Cladribine

Cladribine is a purine analog or chlorinated derivative of adenine that causes apoptosis in B and T cells. Cladribine was first approved in the United States in 1993 as a treatment for a variety of hematological malignancies; it is now approved to treat hairy cell leukemia. 

BRAND NAME:

Litak ® - Litak ® is available in the form of an injection that contains cladribine 2mg/ml as an active substance that helps in treating the rare forms of leukemia or lymphoma.

Mavenclad – It is an oral tablet that contains cladribine as an active ingredient.

MECHANISM OF ACTION:

Cladribine is a purine nucleoside analog, it is a prodrug that is activated by phosphorylation and converted into the active moiety, Cd-ATP. This active form incorporates into DNA to result in the breakage of DNA strand and shutdown of DNA synthesis and repair. This also results in a depletion of Nicotinamide adenine dinucleotide and adenosine triphosphate. Cladribine is cell-cycle nonspecific. The mechanism of cladribine in treating multiple sclerosis is unknown but involves cytotoxic effects on B and T lymphocytes that result from the shutdown of DNA synthesis, leading to a depletion of lymphocytes.

PHARMACOKINETICS:

Absorption: Cladribine has a biological availability of about 40%. Cladribine administered quickly resulted in a median time to a maximum concentration of 0.5 hours. Following administration of cladribine with a high-fat meal, the geometric mean Cmax dropped by 29% but the AU remained constant. The Tmax was increased to 1.5 hours.

Distribution: The 20% of cladribine binds with the plasma protein and is independent of plasma concentration in vitro. Intracellular cladribine concentration in human lymphocytes was approximately 30 to 40 times extracellular, in vitro.

Metabolism: Cladribine is a prodrug phosphorylated to the active moiety Cd-AMP by deoxycytidine kinase in lymphocytes. Cd-AMP is further phosphorylated, yielding cladribine diphosphate and Cd-ATP. Cytoplasmic 5'-NTase catalyzes the dephosphorylation and inactivation of. The metabolism of cladribine in the blood has not been extensively studied. However, significant whole blood and little hepatic enzyme metabolism were seen in vitro.

Excretion: Cladribine's terminal half-life is approximately 24 hours. The intracellular half-life of the cladribine phosphorylated metabolite cladribine monophosphate is 15 hours, while Cd-ATP is 10 hours. It is estimated that the median apparent renal clearance is 22.2 L/hr, while nonrenal clearance is 23.4 L/hr.

PHARMACODYNAMICS:

Cladribine may have mutual additive or synergistic effects on the immune system. Tablets are used in conjunction with immunosuppressive or myelosuppressive medications. In a similar vein, using Cladribine Tablets concurrently with drugs that alter the hematological profile, like carbamazepine, increases the likelihood of a hematological adverse response.

DOSAGE AND ADMINISTRATION:

Cladribine is an orally given medication. A medication is provided in 10-mg pills that should not be crushed or eaten. The recommended dosage for an adult with an average body weight is 10 to 20 mg per day for four to five days, as instructed by a physician.

CONTRAINDICATIONS:

Individuals with hepatic cirrhosis, chronic kidney illness, active cancer, HIV, or tuberculosis should not use cladribine if they have multiple sclerosis.
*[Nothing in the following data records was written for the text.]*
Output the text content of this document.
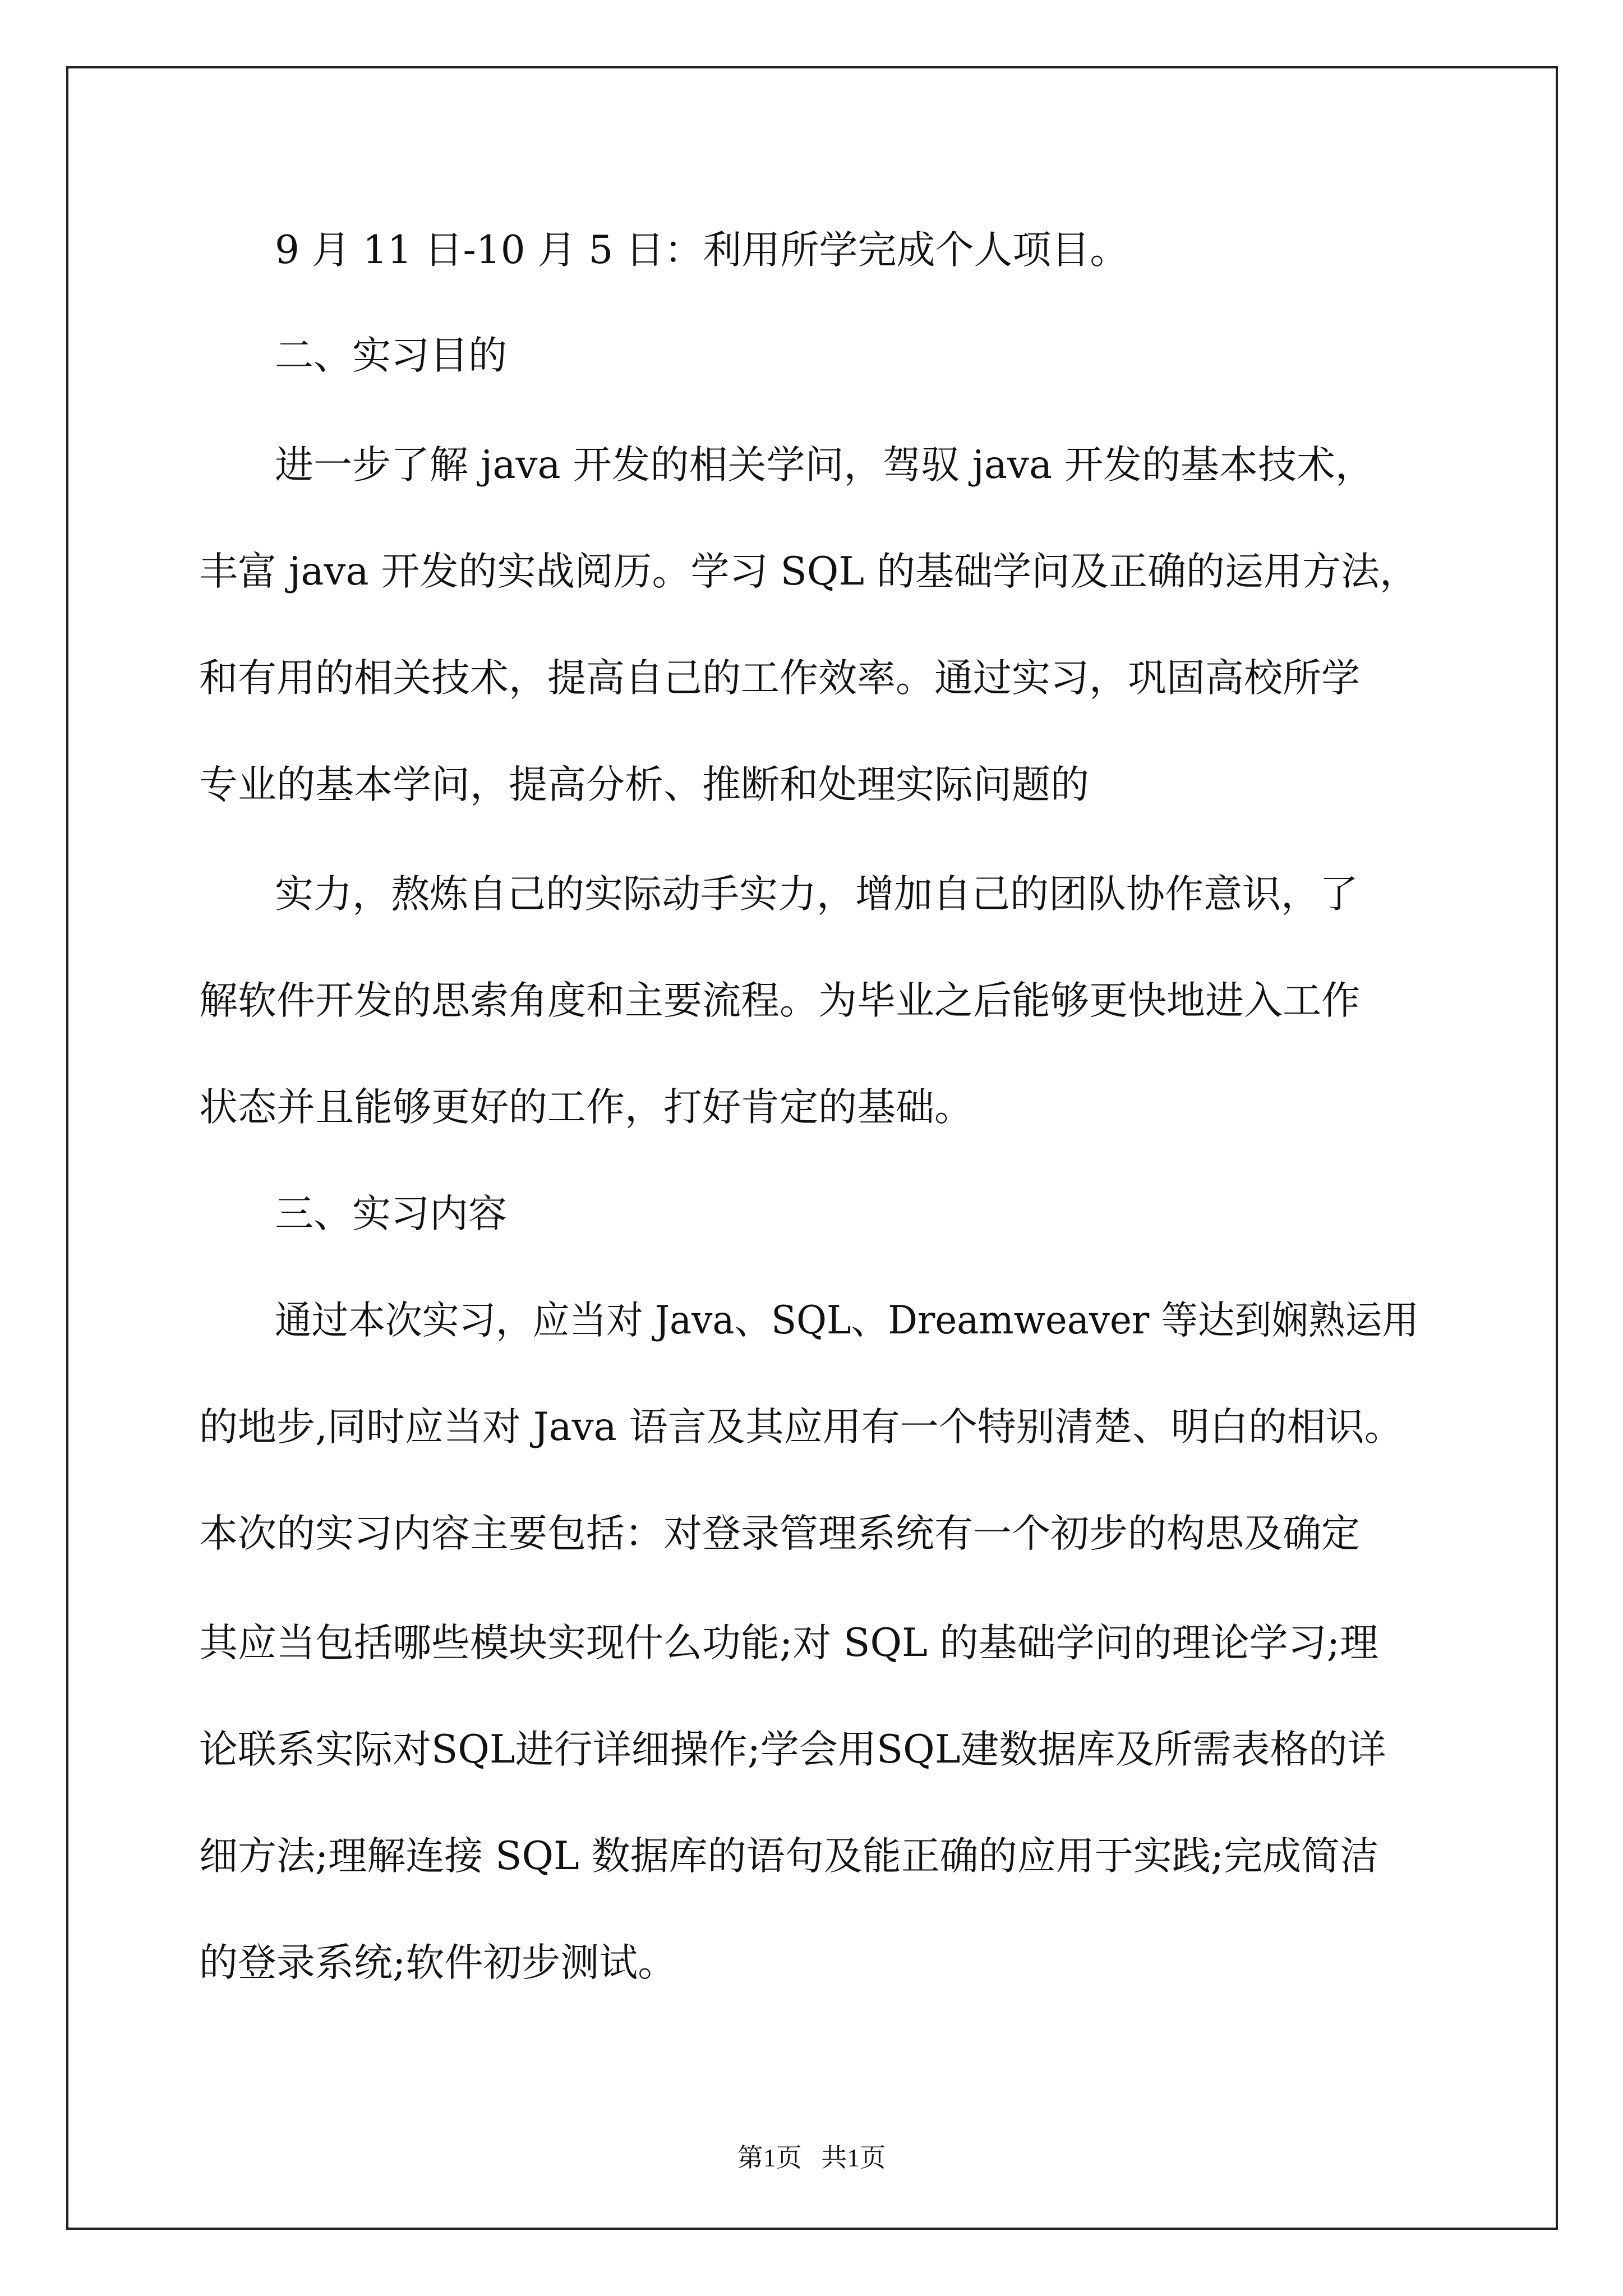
9 月 11 日-10 月 5 日：利用所学完成个人项目。
二、实习目的
进一步了解 java 开发的相关学问，驾驭 java 开发的基本技术，
丰富 java 开发的实战阅历。学习 SQL 的基础学问及正确的运用方法，
和有用的相关技术，提高自己的工作效率。通过实习，巩固高校所学
专业的基本学问，提高分析、推断和处理实际问题的
实力，熬炼自己的实际动手实力，增加自己的团队协作意识，了
解软件开发的思索角度和主要流程。为毕业之后能够更快地进入工作
状态并且能够更好的工作，打好肯定的基础。
三、实习内容
通过本次实习，应当对 Java、SQL、Dreamweaver 等达到娴熟运用
的地步,同时应当对 Java 语言及其应用有一个特别清楚、明白的相识。
本次的实习内容主要包括：对登录管理系统有一个初步的构思及确定
其应当包括哪些模块实现什么功能;对 SQL 的基础学问的理论学习;理
论联系实际对SQL进行详细操作;学会用SQL建数据库及所需表格的详
细方法;理解连接 SQL 数据库的语句及能正确的应用于实践;完成简洁
的登录系统;软件初步测试。
第1页   共1页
A history of using other immune suppressants, such as cyclophosphamide, azathioprine, methotrexate, or mitoxantrone, is another reason not to use cladribine. Cladribine demonstrates the impact on the viability and quality of sperm.

DRUG INTERACTIONS:

Certain cladribine-interacting products have the potential to exacerbate immune system weakness and make infections more likely.

SIDE EFFECTS:

• Nausea and vomiting.

• Dizziness

• Headache

• Cough

• Diarrhea

• stomach pain

• Constipation

• Pain or swelling around the injection site.

OVER DOSE:

Overdose symptoms may include weakness/numbness/tingling in the hands/feet, inability to move arms/legs, changes in urine volume, and signs of illness such as sore throat, fever, unusual weariness, and a fast heartbeat.

TOXICITY:

High doses of Cladribine have been linked to irreversible neurologic damage, acute nephrotoxicity, and severe bone marrow suppression, which causes neutropenia, anemia, and thrombocytopenia. Lymphopenia may also occur, which is dosage-dependent. There is no known antidote for cladribine overdose; hence, treatment comprises drug cessation, careful monitoring, and appropriate supporting measures. Although it is unknown whether cladribine can be eliminated from the bloodstream using dialysis or hemofiltration due to its quick and wide intracellular and tissue distribution, hemodialysis is unlikely to significantly reduce cladribine levels.

STORAGE:

Keep the item in its original packing to avoid moisture damage. Maintain storage between 20°C and 25°C (68°F and 77°F); temperature variations are allowed between 15°C and 30°C.